The attendants say he can't sleep. Literature on the progress of dementia report this as a deeper stage. The Old Vet climbs from his bed and rings the attendant call-bell, over and over again. A new procedure is being established: get him into his wheel-chair and just let him roll the halls all night. There are other clients of the home who are already well into this procedure. Now and then an old woman comes to his door and wants to come in. She thinks it's her room. A new wing of the facility is nearly completed. It's specifically for the demented. Apparently this too is a demographic trend. LS/MFT. Maybe Dean Martin, for all his sweet jolly persona of devil-may-care, had already made some decisions. (Then of course his beloved son crashed his plane into a mountain, and his heart was broken.)

The Old Vet has no idea of the larger stage, although once he was quite aware of public events, and was a life-long Democrat in a world of more and more right-wing Republican small town southern life, often withstanding a lot of unfair criticism for his strongly held beliefs. He often said that he'd rather give the tax money directly to poor people, rather than have the rich get even more of it. His old church now sports a “latino” ministry staffed with a preacher who is apparently of Guatemalan origin, and who writes missives to his flock suggesting that they invest in the stock market due to Mr. Trump's god-sent guidance. Hopefully when they are summarily deported they can still access their bulging portfolios from across the walled southern border.

The President's unhinged tweet storm of Saturday, 3/3, felt like something from the Old Vet. Everything is so unfair. Mr. Trump had spent last Tuesday doing the hardest thing he'd done in a very long time: acting a Presidential part so effectively that the media coverage accepted him as at last somehow coming into his own. It was a hard effort. We saw him practicing in the limo, over and over. It was real time acting. No re-takes permitted. And yet within two days Jeff Sessions had taken over the stage that was supposed to be his alone. Even his entrance at the construction site known as the USS Gerald Ford, heralded by Lee Greenwood's “Proud to be an American,” did not eclipse the breaking news of the moment, that Mr. Sessions had recused himself. No one cared that Trump had promised two more aircraft carriers of equal value, $13 billion each! Sessions had left the stage, and Mr. Trump had not been informed. Yesterday Sessions was summoned to a meeting at the so-called “Southern White House.”

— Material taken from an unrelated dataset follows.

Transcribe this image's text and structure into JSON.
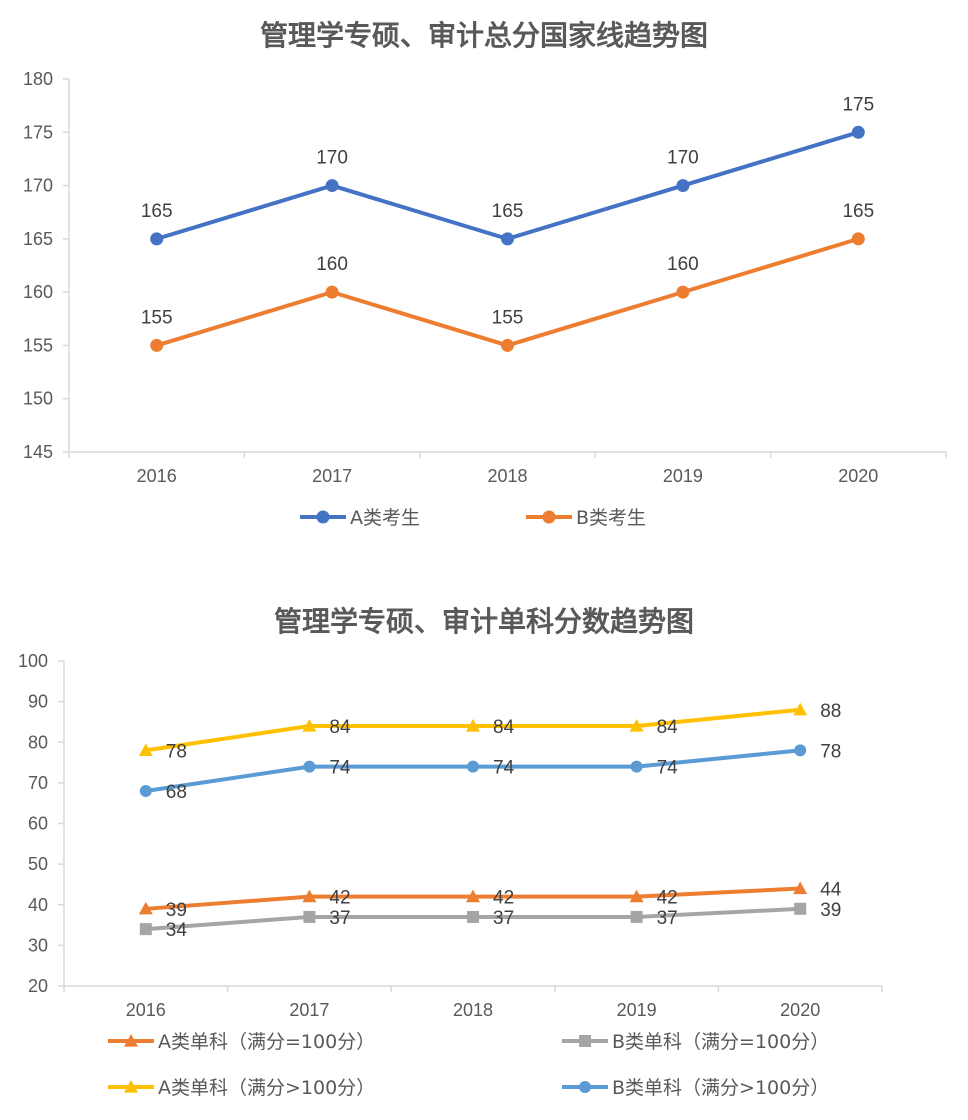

Unfortunately, Mr. Trump's job is not to act Presidential for an hour, but to be Presidential, 24/7, for the whole term. It isn't fair. It must be Mr. Obama's fault, or Sessions, or Priebus. Someone. Before the tweets were done yesterday Mr. Trump moved on to another critique of the old show, The Apprentice,” where he'd graduated to real professional acting. He rode into the Florida mansion and golf club where he lives with his head up above the roof of the limo, red Great Again hat at full mast. The servants no doubt clapped and cheered as he rode past, like some NASCAR driver in the back of a pickup before the race.

The Old Vet has a new look in his eye. It makes me think of Joni Mitchell's song about her visit to Furry Lewis's place, in Memphis. He drinks her liquor, but then says, “I don't like you.” It's a small blessing that the Old Vet can't sit and listen to the teevee news any more. It would just make it all that much worse. Friday he told Libby that they needed to straighten out the Gideon Bible situation right away. It was worrying him in the night.